Ticaret mahkemeleri, ticari uyuşmazlıkların uzman hakim eliyle çözülmesi gereği ile ortaya çıkmıştır. Uzmanlık bilgisi gerektiren uyuşmazlıkların bu bilgiye sahip hakimlerce çözümlenmesi davaların daha çabuk ve isabetli olarak sonuçlanmasını sağlayacaktır. Bunun için asliye ticaret mahkemelerinde görev yapan hakimlerin, bu alana yönelik yetiştirilmeleri gerekmektedir. Uzmanlaşmanın sağlanabilmesi için, ticaret hakimi olacak kişilerin lisans öğretiminden sonra ticaret hukuku alanına yönelik belli aşamalardan geçirilmesi (yüksek lisans ve doktora çalışmasının yapılması) uygun olacaktır.
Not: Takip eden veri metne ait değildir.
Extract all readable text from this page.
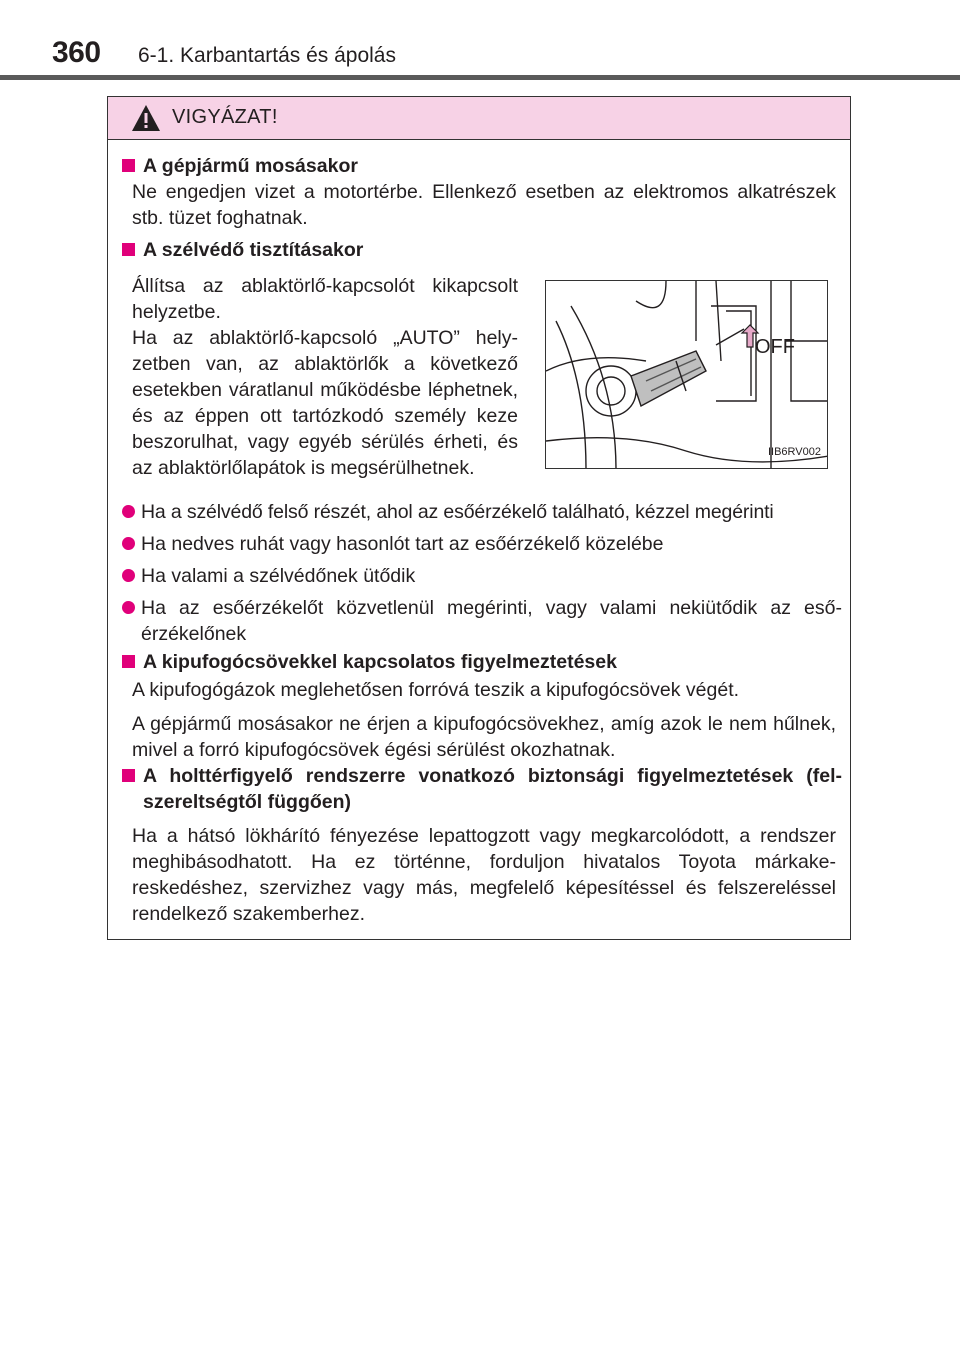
360 6-1. Karbantartás és ápolás
VIGYÁZAT!
A gépjármű mosásakor
Ne engedjen vizet a motortérbe. Ellenkező esetben az elektromos alkatrészek stb. tüzet foghatnak.
A szélvédő tisztításakor
Állítsa az ablaktörlő-kapcsolót kikapcsolt helyzetbe.
Ha az ablaktörlő-kapcsoló „AUTO” helyzetben van, az ablaktörlők a következő esetekben váratlanul működésbe léphetnek, és az éppen ott tartózkodó személy keze beszorulhat, vagy egyéb sérülés érheti, és az ablaktörlőlapátok is megsérülhetnek.
OFF
IIB6RV002
Ha a szélvédő felső részét, ahol az esőérzékelő található, kézzel megérinti
Ha nedves ruhát vagy hasonlót tart az esőérzékelő közelébe
Ha valami a szélvédőnek ütődik
Ha az esőérzékelőt közvetlenül megérinti, vagy valami nekiütődik az esőérzékelőnek
A kipufogócsövekkel kapcsolatos figyelmeztetések
A kipufogógázok meglehetősen forróvá teszik a kipufogócsövek végét.
A gépjármű mosásakor ne érjen a kipufogócsövekhez, amíg azok le nem hűlnek, mivel a forró kipufogócsövek égési sérülést okozhatnak.
A holttérfigyelő rendszerre vonatkozó biztonsági figyelmeztetések (felszereltségtől függően)
Ha a hátsó lökhárító fényezése lepattogzott vagy megkarcolódott, a rendszer meghibásodhatott. Ha ez történne, forduljon hivatalos Toyota márkakereskedéshez, szervizhez vagy más, megfelelő képesítéssel és felszereléssel rendelkező szakemberhez.
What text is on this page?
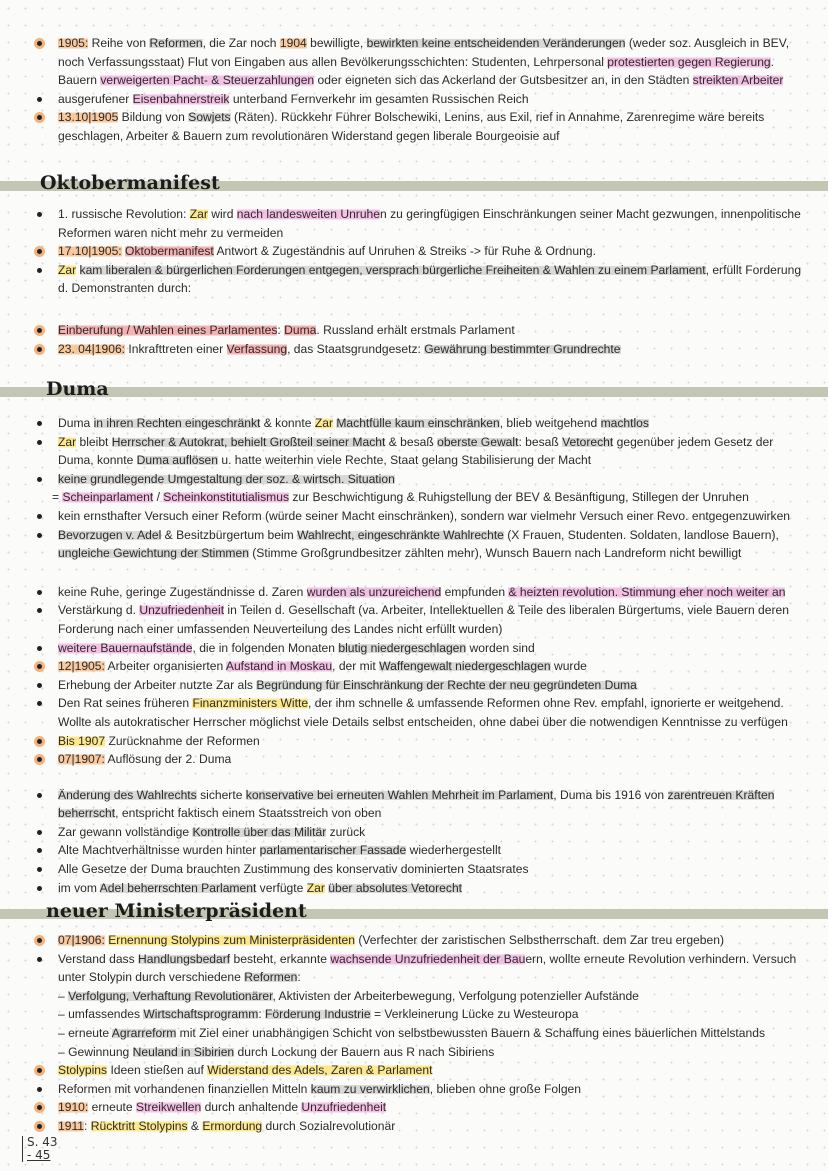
1905: Reihe von Reformen, die Zar noch 1904 bewilligte, bewirkten keine entscheidenden Veränderungen (weder soz. Ausgleich in BEV, noch Verfassungsstaat) Flut von Eingaben aus allen Bevölkerungsschichten: Studenten, Lehrpersonal protestierten gegen Regierung. Bauern verweigerten Pacht- & Steuerzahlungen oder eigneten sich das Ackerland der Gutsbesitzer an, in den Städten streikten Arbeiter
ausgerufener Eisenbahnerstreik unterband Fernverkehr im gesamten Russischen Reich
13.10|1905 Bildung von Sowjets (Räten). Rückkehr Führer Bolschewiki, Lenins, aus Exil, rief in Annahme, Zarenregime wäre bereits geschlagen, Arbeiter & Bauern zum revolutionären Widerstand gegen liberale Bourgeoisie auf
Oktobermanifest
1. russische Revolution: Zar wird nach landesweiten Unruhen zu geringfügigen Einschränkungen seiner Macht gezwungen, innenpolitische Reformen waren nicht mehr zu vermeiden
17.10|1905: Oktobermanifest Antwort & Zugeständnis auf Unruhen & Streiks -> für Ruhe & Ordnung.
Zar kam liberalen & bürgerlichen Forderungen entgegen, versprach bürgerliche Freiheiten & Wahlen zu einem Parlament, erfüllt Forderung d. Demonstranten durch:
Einberufung / Wahlen eines Parlamentes: Duma. Russland erhält erstmals Parlament
23. 04|1906: Inkrafttreten einer Verfassung, das Staatsgrundgesetz: Gewährung bestimmter Grundrechte
Duma
Duma in ihren Rechten eingeschränkt & konnte Zar Machtfülle kaum einschränken, blieb weitgehend machtlos
Zar bleibt Herrscher & Autokrat, behielt Großteil seiner Macht & besaß oberste Gewalt: besaß Vetorecht gegenüber jedem Gesetz der Duma, konnte Duma auflösen u. hatte weiterhin viele Rechte, Staat gelang Stabilisierung der Macht
keine grundlegende Umgestaltung der soz. & wirtsch. Situation
= Scheinparlament / Scheinkonstitutialismus zur Beschwichtigung & Ruhigstellung der BEV & Besänftigung, Stillegen der Unruhen
kein ernsthafter Versuch einer Reform (würde seiner Macht einschränken), sondern war vielmehr Versuch einer Revo. entgegenzuwirken
Bevorzugen v. Adel & Besitzbürgertum beim Wahlrecht, eingeschränkte Wahlrechte (X Frauen, Studenten. Soldaten, landlose Bauern), ungleiche Gewichtung der Stimmen (Stimme Großgrundbesitzer zählten mehr), Wunsch Bauern nach Landreform nicht bewilligt
keine Ruhe, geringe Zugeständnisse d. Zaren wurden als unzureichend empfunden & heizten revolution. Stimmung eher noch weiter an
Verstärkung d. Unzufriedenheit in Teilen d. Gesellschaft (va. Arbeiter, Intellektuellen & Teile des liberalen Bürgertums, viele Bauern deren Forderung nach einer umfassenden Neuverteilung des Landes nicht erfüllt wurden)
weitere Bauernaufstände, die in folgenden Monaten blutig niedergeschlagen worden sind
12|1905: Arbeiter organisierten Aufstand in Moskau, der mit Waffengewalt niedergeschlagen wurde
Erhebung der Arbeiter nutzte Zar als Begründung für Einschränkung der Rechte der neu gegründeten Duma
Den Rat seines früheren Finanzministers Witte, der ihm schnelle & umfassende Reformen ohne Rev. empfahl, ignorierte er weitgehend. Wollte als autokratischer Herrscher möglichst viele Details selbst entscheiden, ohne dabei über die notwendigen Kenntnisse zu verfügen
Bis 1907 Zurücknahme der Reformen
07|1907: Auflösung der 2. Duma
Änderung des Wahlrechts sicherte konservative bei erneuten Wahlen Mehrheit im Parlament, Duma bis 1916 von zarentreuen Kräften beherrscht, entspricht faktisch einem Staatsstreich von oben
Zar gewann vollständige Kontrolle über das Militär zurück
Alte Machtverhältnisse wurden hinter parlamentarischer Fassade wiederhergestellt
Alle Gesetze der Duma brauchten Zustimmung des konservativ dominierten Staatsrates
im vom Adel beherrschten Parlament verfügte Zar über absolutes Vetorecht
neuer Ministerpräsident
07|1906: Ernennung Stolypins zum Ministerpräsidenten (Verfechter der zaristischen Selbstherrschaft. dem Zar treu ergeben)
Verstand dass Handlungsbedarf besteht, erkannte wachsende Unzufriedenheit der Bauern, wollte erneute Revolution verhindern. Versuch unter Stolypin durch verschiedene Reformen:
– Verfolgung, Verhaftung Revolutionärer, Aktivisten der Arbeiterbewegung, Verfolgung potenzieller Aufstände
– umfassendes Wirtschaftsprogramm: Förderung Industrie = Verkleinerung Lücke zu Westeuropa
– erneute Agrarreform mit Ziel einer unabhängigen Schicht von selbstbewussten Bauern & Schaffung eines bäuerlichen Mittelstands
– Gewinnung Neuland in Sibirien durch Lockung der Bauern aus R nach Sibiriens
Stolypins Ideen stießen auf Widerstand des Adels, Zaren & Parlament
Reformen mit vorhandenen finanziellen Mitteln kaum zu verwirklichen, blieben ohne große Folgen
1910: erneute Streikwellen durch anhaltende Unzufriedenheit
1911: Rücktritt Stolypins & Ermordung durch Sozialrevolutionär
S. 43
- 45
Ticaret mahkemeleri tarihsel gelişim içerisinde tek hakimli veya toplu mahkeme olarak görev yapmışlardır. Toplu mahkeme sistemi, yargılamanın uzun ve masraflı olması gerekçesiyle eleştirilmektedir. Buna karşın, toplu mahkemelerde, müzakere olanağı sayesinde daha adil kararlar verilebileceği için ticaret mahkemelerinin toplu mahkeme sisteminde oluşturulmaları sağlanmalıdır. Bununla birlikte, ticari çekişmesiz yargı işlerinin ise tek hakim eliyle görülmesi usul ekonomisi açısından uygun olacaktır. Asliye ticaret mahkemelerinin toplu mahkeme biçiminde örgütlenmesi sağlandığında üyelerden birinin meslekten hukukçu olmayan tacir kişilerden olması önerilebilir. Ancak, ülkemizde meslekten hukukçu olmayan hakimlerin bağımsızlığı ve tarafsızlığı sağlayabilmesi mümkün değildir. Fakat uzman yardımcısı niteliğinde kişilerin hakim yardımcısı olarak asliye ticaret mahkemelerinde bulundurulabilmeleri mümkündür. Bu şekilde uzman bilgisi sahibi bir hakim yardımcısının bulunması uyuşmazlık konusunun çözüme kavuşturulması açısından yargılandırmayı hızlandıracak ve usul ekonomisi ilkesinin gerçekleşmesi için önemli bir araç olacaktır.

Ticari davaların neler olduğu Türk Ticaret Kanunu’nun 4. maddesinde düzenleme altına alınmıştır. Ticari davaların esas özelliği bu davaların temelindeki uyuşmazlıkların öz ticaret hayatına ilişkin olmasıdır. Fakat, Kanun’da ticari dava olarak nitelendirilen pek çok davanın öz ticaret hayatına ilişkin olduğu söylenemez. Bundan dolayı yukarıda incelediğimiz davaların birçoğunda görüş ayrılığı bulunmaktadır. Bu nedenlerle kanun

136 koyucunun gelişen ticari hayatın gereklerine göre hangi davaların ticari dava sayılacağı tekrardan düzenlenmesi gerekmektedir.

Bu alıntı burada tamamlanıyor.